"The ship," she panted, "must go! You must go—to-morrow night!"
"Why? But it is impossible!" he protested, bewildered. "Mich' won't be here till the day after—and one man can't launch her, and can't sail her all by himself."
"I tell you it must be done," she cried imperiously. "You must, you must!" And then, in a few edged words, she explained the situation. "If you can't, all is lost," she concluded, "for they will discover you, and seize the ship, the day after to-morrow. Jean, I would never believe that you had any such word as 'can't.'"
By this time Jean's face was white and his jaw was set.
"Of course," he said quietly, "it will be done somehow. I'm not beaten till I'm dead.
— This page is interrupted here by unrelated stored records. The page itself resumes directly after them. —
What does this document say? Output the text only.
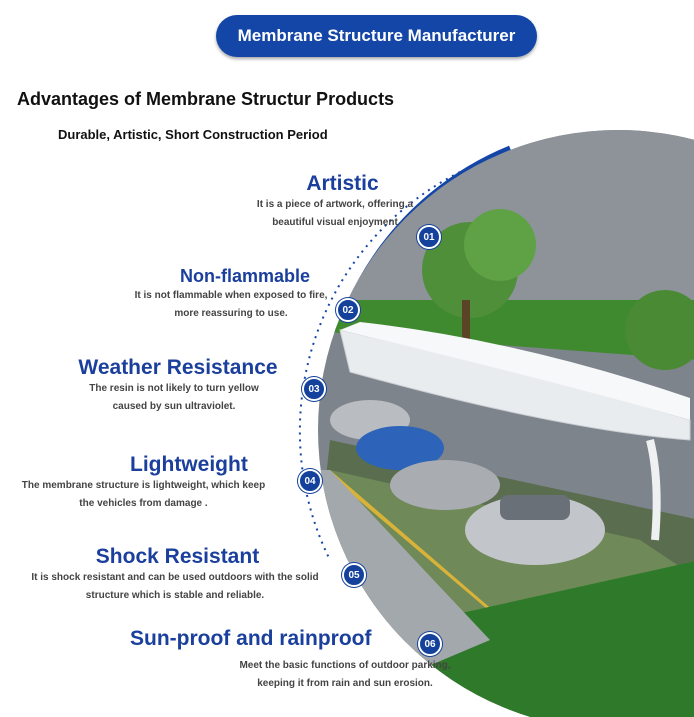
Membrane Structure Manufacturer
Advantages of Membrane Structur Products
Durable, Artistic, Short Construction Period
Artistic
It is a piece of artwork, offering a
beautiful visual enjoyment
01
Non-flammable
It is not flammable when exposed to fire,
more reassuring to use.	02
Weather Resistance
The resin is not likely to turn yellow
caused by sun ultraviolet.
03
Lightweight
The membrane structure is lightweight, which keep
the vehicles from damage .
04
Shock Resistant
It is shock resistant and can be used outdoors with the solid
structure which is stable and reliable.
05
Sun-proof and rainproof
Meet the basic functions of outdoor parking,
keeping it from rain and sun erosion.
06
But the chances are, Sweet, that after I get the little ship launched I'll run her aground somewhere down the river, and be caught next day like a rat in a barrel. It's ticklish navigating at best, down the river, and one man can't rightly manage even the foresail alone, and steer, in those eddies and twists in the channel. But—"
"But, Jean—" she interrupted, and then paused, leaning close against him, and looking up at him with eyes that seemed to him to make a brightness in the dark.
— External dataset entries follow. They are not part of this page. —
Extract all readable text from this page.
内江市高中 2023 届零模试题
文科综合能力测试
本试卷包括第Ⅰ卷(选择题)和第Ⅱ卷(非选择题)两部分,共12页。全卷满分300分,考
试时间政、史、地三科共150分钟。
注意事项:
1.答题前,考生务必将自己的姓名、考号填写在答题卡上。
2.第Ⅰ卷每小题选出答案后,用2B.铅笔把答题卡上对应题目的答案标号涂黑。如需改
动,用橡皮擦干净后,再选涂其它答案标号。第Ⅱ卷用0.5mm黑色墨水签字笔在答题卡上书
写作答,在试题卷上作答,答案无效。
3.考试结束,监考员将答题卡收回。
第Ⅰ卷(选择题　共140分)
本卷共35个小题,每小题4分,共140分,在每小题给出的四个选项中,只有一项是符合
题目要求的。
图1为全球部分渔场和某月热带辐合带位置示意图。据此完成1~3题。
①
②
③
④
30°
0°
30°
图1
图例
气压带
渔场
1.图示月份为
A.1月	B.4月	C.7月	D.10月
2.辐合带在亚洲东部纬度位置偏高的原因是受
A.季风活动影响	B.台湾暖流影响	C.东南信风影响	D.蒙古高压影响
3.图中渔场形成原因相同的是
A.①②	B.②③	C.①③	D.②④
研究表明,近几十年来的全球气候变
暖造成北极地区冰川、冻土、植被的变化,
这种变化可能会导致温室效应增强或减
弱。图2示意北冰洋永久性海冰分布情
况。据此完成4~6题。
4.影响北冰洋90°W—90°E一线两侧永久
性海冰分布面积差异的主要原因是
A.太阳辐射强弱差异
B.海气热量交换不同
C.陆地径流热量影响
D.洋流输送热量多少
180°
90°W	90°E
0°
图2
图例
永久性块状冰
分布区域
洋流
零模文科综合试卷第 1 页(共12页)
"But what, beautiful one?" he questioned, leaning his face over her, and growing suddenly tremulous with a vague, wonderful expectancy.
"I can help! Take me!" And she hid her eyes against his rough shirt-sleeve.
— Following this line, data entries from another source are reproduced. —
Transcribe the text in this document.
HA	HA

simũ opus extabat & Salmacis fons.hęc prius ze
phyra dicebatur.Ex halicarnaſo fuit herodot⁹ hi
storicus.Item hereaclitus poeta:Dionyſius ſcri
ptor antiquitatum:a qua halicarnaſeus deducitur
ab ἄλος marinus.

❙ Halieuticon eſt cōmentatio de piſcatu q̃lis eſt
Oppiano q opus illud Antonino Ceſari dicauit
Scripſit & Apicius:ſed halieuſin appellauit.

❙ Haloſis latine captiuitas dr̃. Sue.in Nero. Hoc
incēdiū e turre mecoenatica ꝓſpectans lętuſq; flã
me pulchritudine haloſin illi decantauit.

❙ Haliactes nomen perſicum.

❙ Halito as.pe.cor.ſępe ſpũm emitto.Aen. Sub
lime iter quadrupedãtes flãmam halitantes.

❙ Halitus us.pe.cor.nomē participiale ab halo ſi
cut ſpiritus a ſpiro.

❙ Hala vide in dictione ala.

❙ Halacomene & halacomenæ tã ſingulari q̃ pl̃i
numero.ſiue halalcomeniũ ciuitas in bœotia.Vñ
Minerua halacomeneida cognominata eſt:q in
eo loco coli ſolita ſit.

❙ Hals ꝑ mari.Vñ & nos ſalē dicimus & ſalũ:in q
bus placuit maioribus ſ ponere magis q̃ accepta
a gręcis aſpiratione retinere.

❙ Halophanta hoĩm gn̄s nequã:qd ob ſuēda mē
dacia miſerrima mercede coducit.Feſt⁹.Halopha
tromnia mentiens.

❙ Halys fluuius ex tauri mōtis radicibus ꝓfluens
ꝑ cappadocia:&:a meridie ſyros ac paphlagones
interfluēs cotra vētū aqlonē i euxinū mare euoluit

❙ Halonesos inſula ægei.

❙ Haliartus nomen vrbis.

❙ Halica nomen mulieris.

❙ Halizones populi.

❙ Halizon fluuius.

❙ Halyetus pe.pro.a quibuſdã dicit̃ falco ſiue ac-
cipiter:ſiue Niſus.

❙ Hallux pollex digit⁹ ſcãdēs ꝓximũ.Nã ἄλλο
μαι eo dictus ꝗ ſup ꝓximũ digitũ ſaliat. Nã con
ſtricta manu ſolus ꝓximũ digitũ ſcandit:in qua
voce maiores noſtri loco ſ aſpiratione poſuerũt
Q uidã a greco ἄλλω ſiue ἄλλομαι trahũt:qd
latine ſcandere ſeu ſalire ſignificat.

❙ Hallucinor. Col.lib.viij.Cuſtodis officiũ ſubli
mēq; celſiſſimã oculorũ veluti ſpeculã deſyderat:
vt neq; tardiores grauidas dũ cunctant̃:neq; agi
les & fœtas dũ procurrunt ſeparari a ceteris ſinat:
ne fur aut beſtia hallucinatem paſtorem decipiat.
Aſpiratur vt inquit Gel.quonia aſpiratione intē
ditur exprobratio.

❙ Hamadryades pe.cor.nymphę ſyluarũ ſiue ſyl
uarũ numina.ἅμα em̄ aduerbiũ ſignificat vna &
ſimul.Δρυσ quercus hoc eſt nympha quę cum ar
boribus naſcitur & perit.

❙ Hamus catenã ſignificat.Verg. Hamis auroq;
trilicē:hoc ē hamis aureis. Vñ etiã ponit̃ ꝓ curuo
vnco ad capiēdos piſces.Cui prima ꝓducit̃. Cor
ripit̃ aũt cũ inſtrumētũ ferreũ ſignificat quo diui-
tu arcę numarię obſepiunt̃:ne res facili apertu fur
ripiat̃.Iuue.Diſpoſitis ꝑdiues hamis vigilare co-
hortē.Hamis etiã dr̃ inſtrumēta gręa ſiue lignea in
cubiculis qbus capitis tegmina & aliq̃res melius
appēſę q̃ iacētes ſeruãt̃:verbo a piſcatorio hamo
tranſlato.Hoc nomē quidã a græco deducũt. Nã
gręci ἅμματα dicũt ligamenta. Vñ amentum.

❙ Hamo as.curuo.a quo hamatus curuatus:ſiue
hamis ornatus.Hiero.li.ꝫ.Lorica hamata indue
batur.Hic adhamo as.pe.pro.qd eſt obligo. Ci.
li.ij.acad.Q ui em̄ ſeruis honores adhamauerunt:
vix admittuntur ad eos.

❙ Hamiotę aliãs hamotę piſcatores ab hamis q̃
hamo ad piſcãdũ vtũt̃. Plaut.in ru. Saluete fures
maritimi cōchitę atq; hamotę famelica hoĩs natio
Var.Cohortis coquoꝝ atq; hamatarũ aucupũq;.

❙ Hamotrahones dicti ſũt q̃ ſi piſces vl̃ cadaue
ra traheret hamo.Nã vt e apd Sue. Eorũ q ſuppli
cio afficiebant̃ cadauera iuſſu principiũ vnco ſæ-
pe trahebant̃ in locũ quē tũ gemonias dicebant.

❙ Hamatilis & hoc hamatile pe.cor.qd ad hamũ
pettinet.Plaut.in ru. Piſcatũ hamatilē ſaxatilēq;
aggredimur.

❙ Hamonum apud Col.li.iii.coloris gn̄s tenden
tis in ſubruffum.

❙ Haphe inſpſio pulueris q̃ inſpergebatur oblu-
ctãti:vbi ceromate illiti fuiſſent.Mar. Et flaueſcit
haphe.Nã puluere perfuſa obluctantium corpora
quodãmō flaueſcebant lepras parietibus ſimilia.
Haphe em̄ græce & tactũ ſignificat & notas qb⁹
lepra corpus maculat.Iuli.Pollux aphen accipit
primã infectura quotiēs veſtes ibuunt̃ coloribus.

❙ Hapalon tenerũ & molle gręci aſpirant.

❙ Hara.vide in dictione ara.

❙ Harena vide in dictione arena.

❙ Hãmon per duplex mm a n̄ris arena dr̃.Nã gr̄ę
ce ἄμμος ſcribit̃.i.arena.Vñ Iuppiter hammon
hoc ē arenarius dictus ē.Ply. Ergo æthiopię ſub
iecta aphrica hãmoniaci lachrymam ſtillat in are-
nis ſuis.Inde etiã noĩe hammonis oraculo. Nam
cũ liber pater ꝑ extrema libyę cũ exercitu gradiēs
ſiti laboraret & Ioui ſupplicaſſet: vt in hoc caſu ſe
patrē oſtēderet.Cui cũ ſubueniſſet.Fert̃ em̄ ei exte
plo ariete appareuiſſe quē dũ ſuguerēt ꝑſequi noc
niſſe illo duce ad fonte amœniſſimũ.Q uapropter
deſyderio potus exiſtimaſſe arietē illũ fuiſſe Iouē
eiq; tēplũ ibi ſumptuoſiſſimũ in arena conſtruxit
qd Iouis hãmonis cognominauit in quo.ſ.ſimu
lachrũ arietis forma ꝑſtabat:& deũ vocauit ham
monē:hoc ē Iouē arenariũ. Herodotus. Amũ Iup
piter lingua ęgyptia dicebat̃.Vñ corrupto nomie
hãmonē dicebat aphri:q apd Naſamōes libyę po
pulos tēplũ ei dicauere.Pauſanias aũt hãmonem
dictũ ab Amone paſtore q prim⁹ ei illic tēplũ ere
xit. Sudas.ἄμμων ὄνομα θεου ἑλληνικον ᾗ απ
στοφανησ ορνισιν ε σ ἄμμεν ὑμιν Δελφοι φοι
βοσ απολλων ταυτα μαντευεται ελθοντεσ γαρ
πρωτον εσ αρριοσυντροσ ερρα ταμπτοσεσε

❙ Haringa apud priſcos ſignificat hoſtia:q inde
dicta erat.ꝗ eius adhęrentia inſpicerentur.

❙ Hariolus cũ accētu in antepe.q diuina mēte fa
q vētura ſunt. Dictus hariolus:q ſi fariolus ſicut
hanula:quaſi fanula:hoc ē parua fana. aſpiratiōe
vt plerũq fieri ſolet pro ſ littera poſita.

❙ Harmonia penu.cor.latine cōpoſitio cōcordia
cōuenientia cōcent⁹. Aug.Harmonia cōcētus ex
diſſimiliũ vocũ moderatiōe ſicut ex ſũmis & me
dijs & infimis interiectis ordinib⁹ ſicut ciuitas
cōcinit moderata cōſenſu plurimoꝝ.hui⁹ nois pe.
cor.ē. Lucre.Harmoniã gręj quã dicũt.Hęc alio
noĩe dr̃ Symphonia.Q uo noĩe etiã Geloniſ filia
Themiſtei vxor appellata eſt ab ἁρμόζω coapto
For one moment Jean stood tense, moveless, unable to apprehend this sudden realization of his dreams. Then he swung her light figure up into his arms, and covered her face and hair with kisses. With a little smile of content upon her lips she suffered his madness for a while. Then she made him put her down.
"There is no time now to make love to me," she said. "We've so much to do and plan. You've never run away with a ship and a girl before, Jean, and we must make sure you know just how to go about it."